Egyptian model and actress (born 1983)

Randa El Behery (راندا البحيري) is an Egyptian model and actress.

== Early life ==
Her mother was an interior designer. She studied at the Department of English Language and Literature at Cairo University.

==Career==
Randa then worked in commercial advertising for three years before she started acting. El Behery participated in the series of "shames youm Geded(Sun of new day)" in 2000. She starred in advertisements and video clips.

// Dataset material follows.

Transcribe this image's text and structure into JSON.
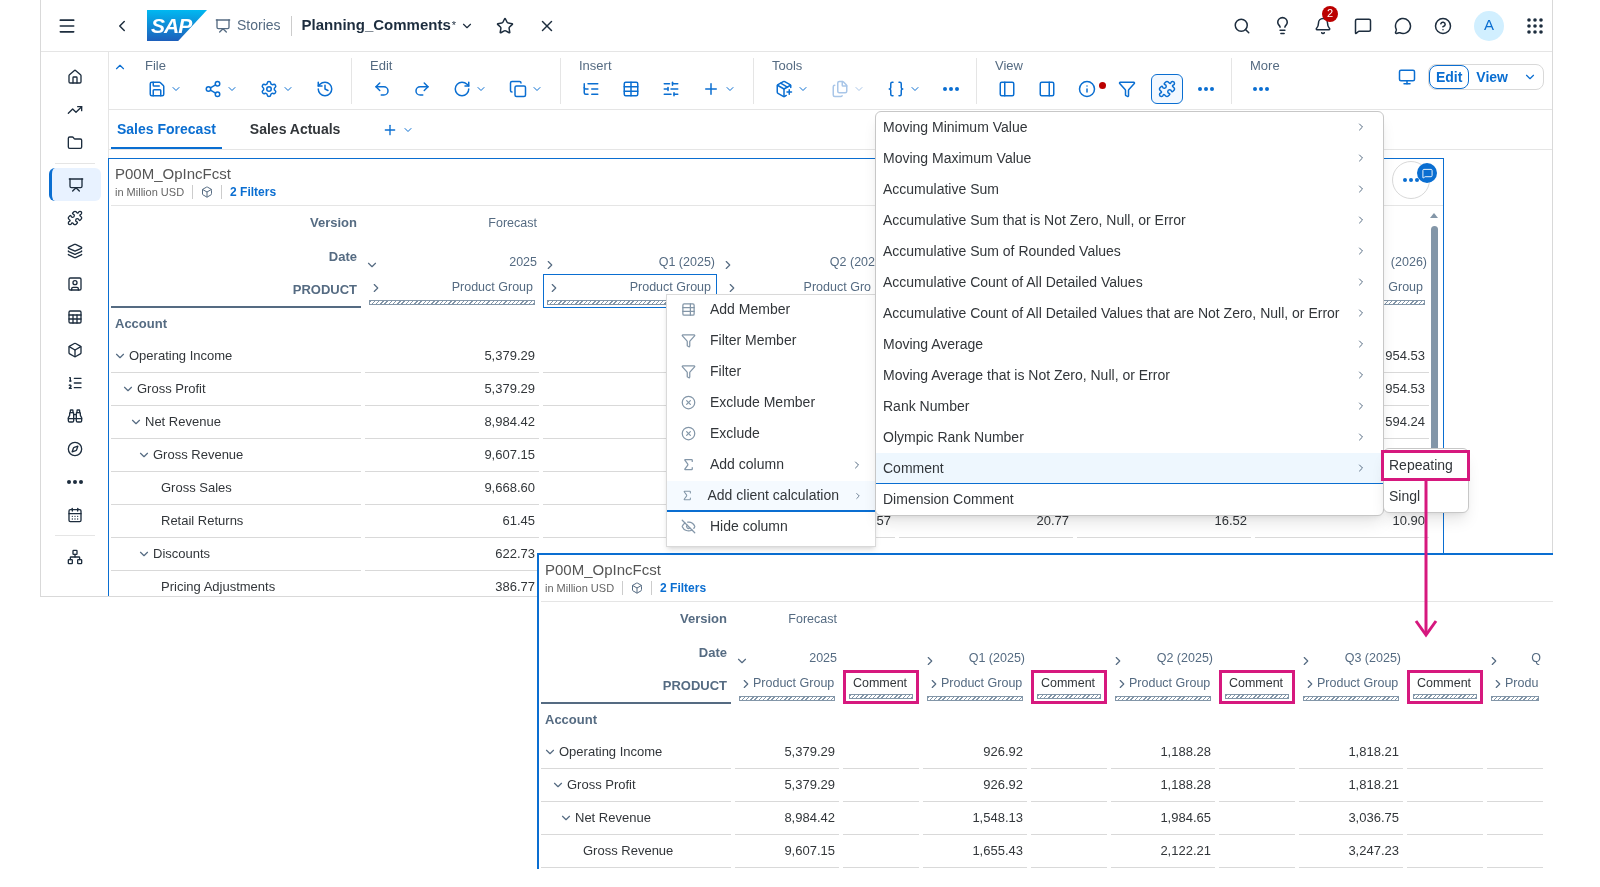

She appeared in television serials such as Awlad Hetetna (Sons of our Neighborhood) and Ga2zat Npvel (Award for Novell), and El lolo2 El Mansor (Pearls Scattered), El Lyl we a5ro (Night and at the End)", and Afaryt el-Sayala (Ghosts of Sayala), Banat Afandyna (Girl Afan), and El Marsa we wl bahr (Mursi and the Sea), Ahlam Banat (dreams of girls), Kadyt Ray 3am (The Issue of Public Opinion), Lahazat Harega (critical moments) and Sanawat El Hob We El Malah (Years of Love and Salt). She appeared in sitcoms Esht el asfora (Bird's Nest) and Sherif We Nos (Sheriff and Half).

She starred in the films Ahasys (Feelings) and Aychen El Lahza (Living the Moment) and appeared Ayam Saaba (Difficult Days)" and Hassan and Marcus.